Dying Without Dignity: a report on end-of-life care that shames the NHS

The name says it all. ‘Dying Without Dignity’ is the parliamentary health ombudsman’s report into over 300 complaints of the neglect of terminally ill patients by the NHS.

The BBC this morning highlights two horrible examples. One mother had to call an A&E doctor to come and give her son more pain relief because staff on the palliative care ward he had been on had failed to respond to her requests.

A 67-year-old man’s family learned of his terminal cancer diagnosis through a hospital note – before he knew himself. This ‘failed every principle of established good practice in breaking bad news’, says the report.

Julie Mellor, the ombudsman, uses uncompromising language:

‘Our investigations have found that patients have spent their last days in unnecessary pain, people have wrongly been denied their wish to die at home, and that poor communication between NHS staff and families has meant that people were unable to say goodbye to their loved ones.’

The Department of Health has acknowledged that these are shocking cases, but its statement is not very reassuring:

The five priorities for end of life care we brought in emphasise that doctors and nurses must involve patients and their families in decisions about their care, regularly review their treatment and share patients’ choices to make sure their wishes are respected. NHS England is working on making these priorities a reality for everyone who needs end-of-life care.

‘Working on making these priorities a reality’ is jargon. It’s the language of an organisation that faces systemic failure in this area. People die of a huge range of diseases and conditions, so we can’t point the finger at therapeutic failure in just one area of the NHS.

The report identifies bureaucratic blunders; incompetence in pain management; the insensitivity of doctors; and sheer callous laziness on the part of nurses who are too busy to deal with patients in agonising pain.

And all this at a time when nurses are threatening industrial action if their pay and conditions are threatened by Tory reforms – a warning that health secretary Jeremy Hunt describes as ‘ridiculous’.

Mr Hunt was appointed to his position in 2012 and has kept his job in the new government. Perhaps it’s time for him to join the dots between the stroppiness of the nurses over pay and conditions and some (though obviously not all) of the failures identified in ‘Dying Without Dignity’.

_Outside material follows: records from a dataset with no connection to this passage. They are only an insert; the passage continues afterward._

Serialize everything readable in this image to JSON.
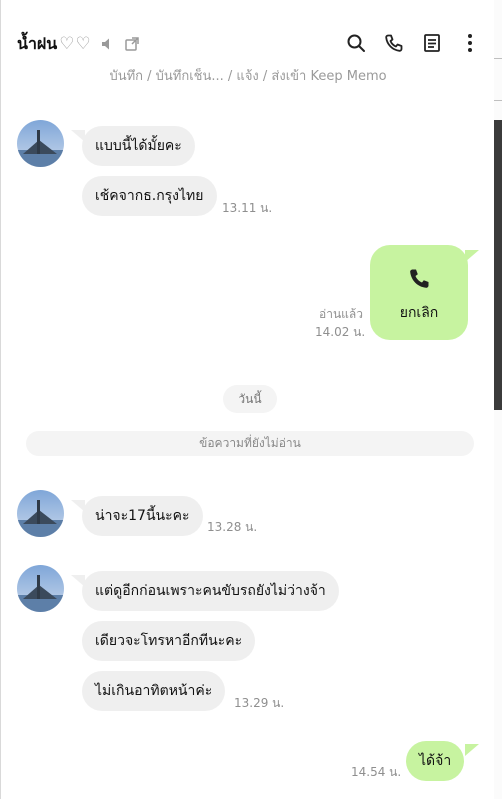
{
  "header": {
    "chat_name": "น้ำฝน",
    "hearts": "♡♡",
    "memo_line": "บันทึก / บันทึกเช็น... / แจ้ง / ส่งเข้า Keep Memo"
  },
  "messages": [
    {
      "id": "m1",
      "text": "แบบนี้ได้มั้ยคะ"
    },
    {
      "id": "m2",
      "text": "เช้คจากธ.กรุงไทย",
      "time": "13.11 น."
    },
    {
      "id": "call",
      "label": "ยกเลิก",
      "read": "อ่านแล้ว",
      "time": "14.02 น."
    },
    {
      "id": "m3",
      "text": "น่าจะ17นี้นะคะ",
      "time": "13.28 น."
    },
    {
      "id": "m4",
      "text": "แต่ดูอีกก่อนเพราะคนขับรถยังไม่ว่างจ้า"
    },
    {
      "id": "m5",
      "text": "เดียวจะโทรหาอีกทีนะคะ"
    },
    {
      "id": "m6",
      "text": "ไม่เกินอาทิตหน้าค่ะ",
      "time": "13.29 น."
    },
    {
      "id": "m7",
      "text": "ได้จ้า",
      "time": "14.54 น."
    }
  ],
  "date_divider": "วันนี้",
  "unread_divider": "ข้อความที่ยังไม่อ่าน",
  "colors": {
    "my_bubble": "#c7f3a0",
    "their_bubble": "#efefef"
  },
  "icons": [
    "mute-icon",
    "popout-icon",
    "search-icon",
    "phone-icon",
    "notes-icon",
    "more-vertical-icon"
  ]
}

As innumerable family members of desperately ill patients will tell you, for every cheerful, efficient and compassionate member of the ward staff there is someone with an attitude problem – that is, someone who should never have been appointed in the first place and should have been sacked long ago. That, surely, is one of the fundamental problems identified by the ombudsman’s report. Platitudes about ‘best practice’ will get us nowhere while the NHS refuses to recognise this fact.